Conclusions: BMI had the strongest association with histological fibrosis, but PNPLA3 gene variants, gut bacterial features and dietary factors were all associated with different histology features, which underscore the multifactorial pathogenesis of NAFLD.


Non-alcoholic fatty liver disease (NAFLD) has evolved as the most common chronic liver disease in the world affecting approximately 25%-30% of the population in Western countries.[1] Whereas nonalcoholic fatty liver, the most common type, has a relatively benign prognosis, the risk for disease progression including the development of liver fibrosis, cirrhosis and the development of hepatocellular cancer is increased in individuals with non-alcoholic steatohepatitis (NASH) and progressive fibrosis.[2] As approximately 20% of patients with NAFLD will develop progressive disease[3] and no treatment options except for lifestyle modifications are available, the early identification of patients at risk is important.

NAFLD represents a multifactorial disease, and several risk factors for disease progression in the setting of NAFLD have been identified. These include older age, increased body weight, the presence of type 2 diabetes, genetic variants such as the common PNPLA3 (encoding patatin like phospholipase domain-containing protein 3) p.I148 M polymorphism and dietary factors.[4] In addition, changes in the gut bacterial microbiota composition with an overgrowth of potentially detrimental bacterial species and a deficit of potentially beneficial gut bacteria, as well as a reduced bacterial diversity, have been identified as additional cofactors that might contribute to the deterioration of NAFLD.[5–8] Several mechanisms could explain how specific changes in the microbiota composition might modulate NAFLD. Gut barrier dysfunction, which has been described in patients with NAFLD, can lead to the translocation of microbes or microbial metabolites to the liver, where they can induce an inflammatory response and activate profibrotic pathways. In addition, gut bacteria are responsible for the deconjugation of bile acids that are produced by the liver and for the conversion of primary into secondary bile acids. Bile acids act as signalling molecules that bind to host nuclear and G-protein-coupled receptors, which have an impact on several host metabolic functions. Synthesis of short-chain fatty acids by gut bacteria, an increased energy harvest by gut bacteria and endogenous ethanol production represent other potential mechanisms on how the gut bacterial microbiome might affect NAFLD.[9]

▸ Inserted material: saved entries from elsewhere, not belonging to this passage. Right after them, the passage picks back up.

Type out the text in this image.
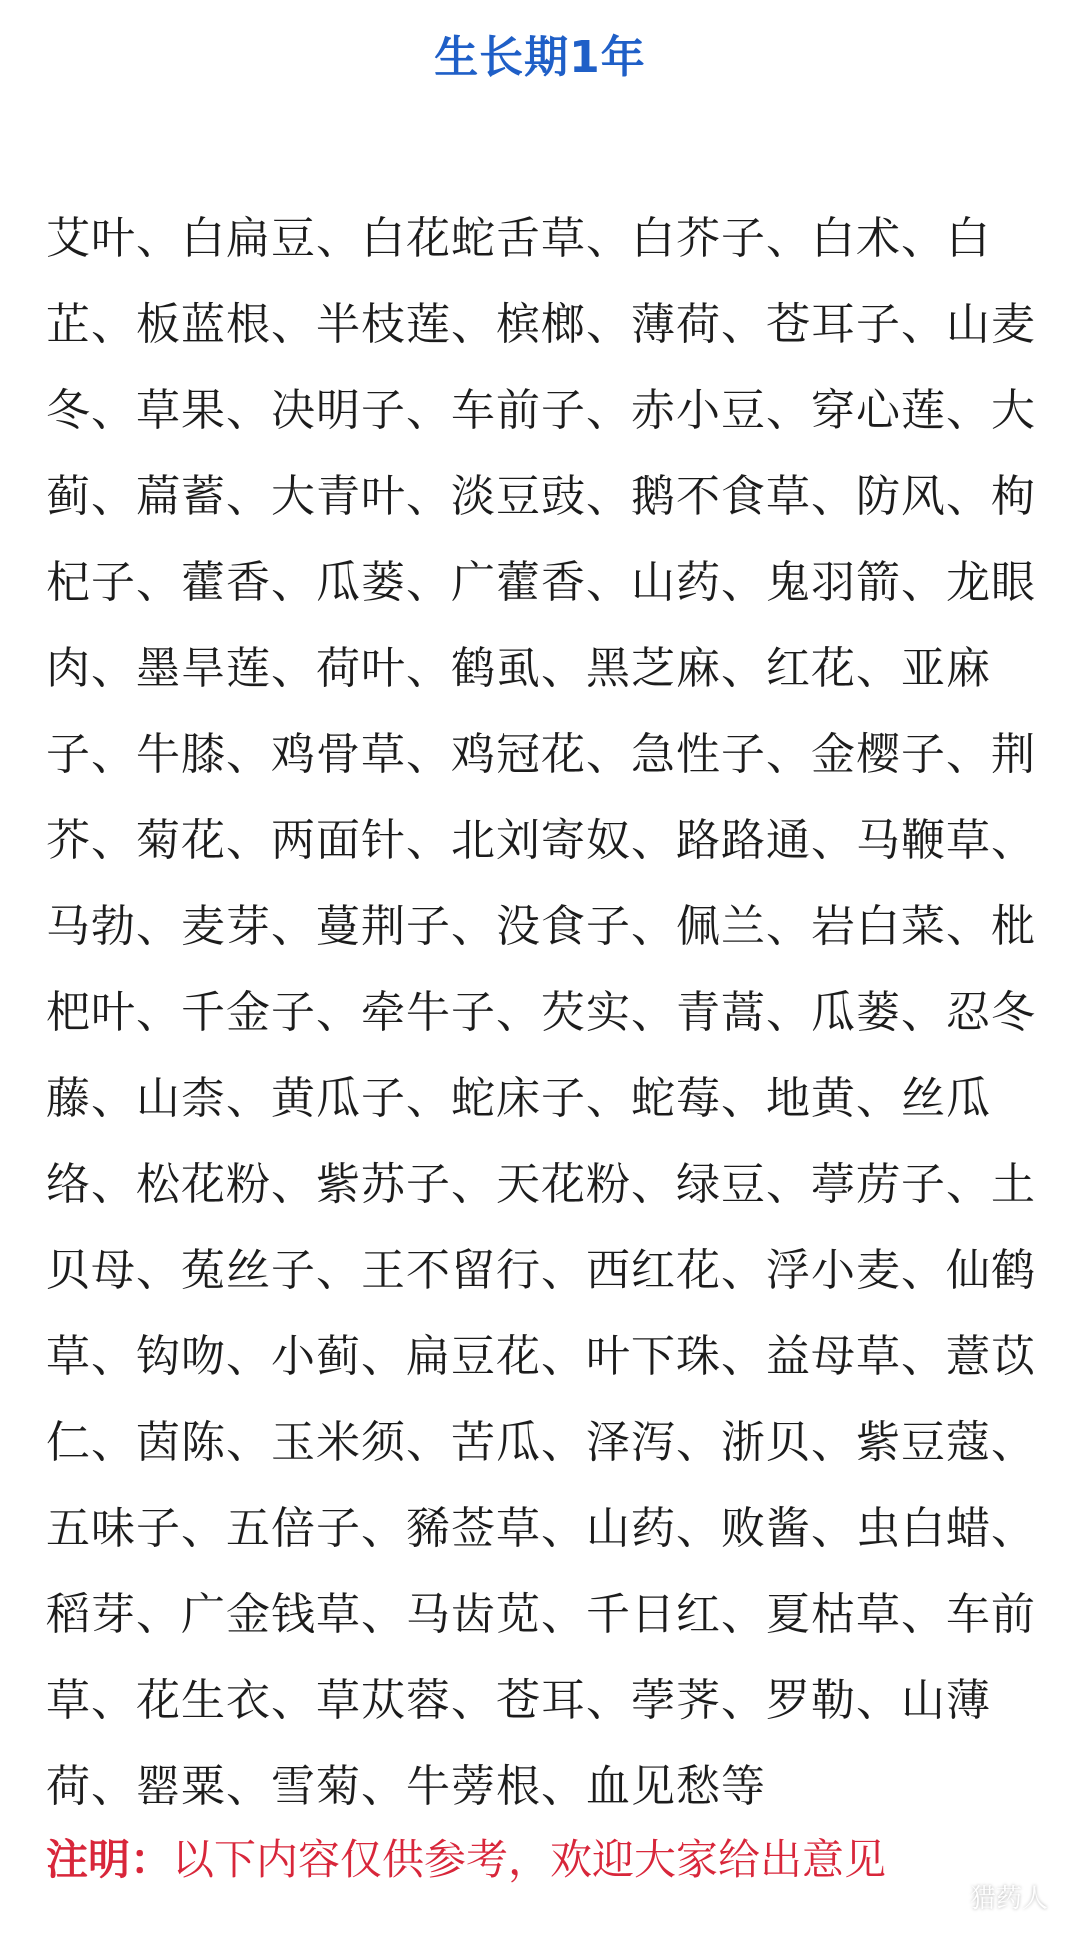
生长期1年
艾叶、白扁豆、白花蛇舌草、白芥子、白术、白
芷、板蓝根、半枝莲、槟榔、薄荷、苍耳子、山麦
冬、草果、决明子、车前子、赤小豆、穿心莲、大
蓟、萹蓄、大青叶、淡豆豉、鹅不食草、防风、枸
杞子、藿香、瓜蒌、广藿香、山药、鬼羽箭、龙眼
肉、墨旱莲、荷叶、鹤虱、黑芝麻、红花、亚麻
子、牛膝、鸡骨草、鸡冠花、急性子、金樱子、荆
芥、菊花、两面针、北刘寄奴、路路通、马鞭草、
马勃、麦芽、蔓荆子、没食子、佩兰、岩白菜、枇
杷叶、千金子、牵牛子、芡实、青蒿、瓜蒌、忍冬
藤、山柰、黄瓜子、蛇床子、蛇莓、地黄、丝瓜
络、松花粉、紫苏子、天花粉、绿豆、葶苈子、土
贝母、菟丝子、王不留行、西红花、浮小麦、仙鹤
草、钩吻、小蓟、扁豆花、叶下珠、益母草、薏苡
仁、茵陈、玉米须、苦瓜、泽泻、浙贝、紫豆蔻、
五味子、五倍子、豨莶草、山药、败酱、虫白蜡、
稻芽、广金钱草、马齿苋、千日红、夏枯草、车前
草、花生衣、草苁蓉、苍耳、荸荠、罗勒、山薄
荷、罂粟、雪菊、牛蒡根、血见愁等
注明：以下内容仅供参考，欢迎大家给出意见
猎药人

Because most studies investigated associations between these factors and disease severity individually, it is unclear whether the observed gut microbiota changes in more advanced NAFLD are independently associated with the disease or if they are rather secondary to the frequently observed metabolic comorbidities such as type 2 diabetes, obesity and dyslipidemia. Further, the importance of the gut microbiota in relation to clinical factors, diet and the PNPLA3 polymorphism remains unclear.

In this study, we analysed gut microbiota, dietary data, PNPLA3 p.I148M genotypes and various clinical parameters from a very well-characterized NAFLD cohort. We aimed to investigate, which of the individual gut microbial, dietary, genetic and clinical factors have the most important association with NAFLD severity when taking all factors into consideration. For this purpose, we performed simple and multiple stepwise ordinal regression analyses using the liver histology features steatosis, inflammation, ballooning, the NAFLD activity score and the stage of fibrosis, as outcome parameters.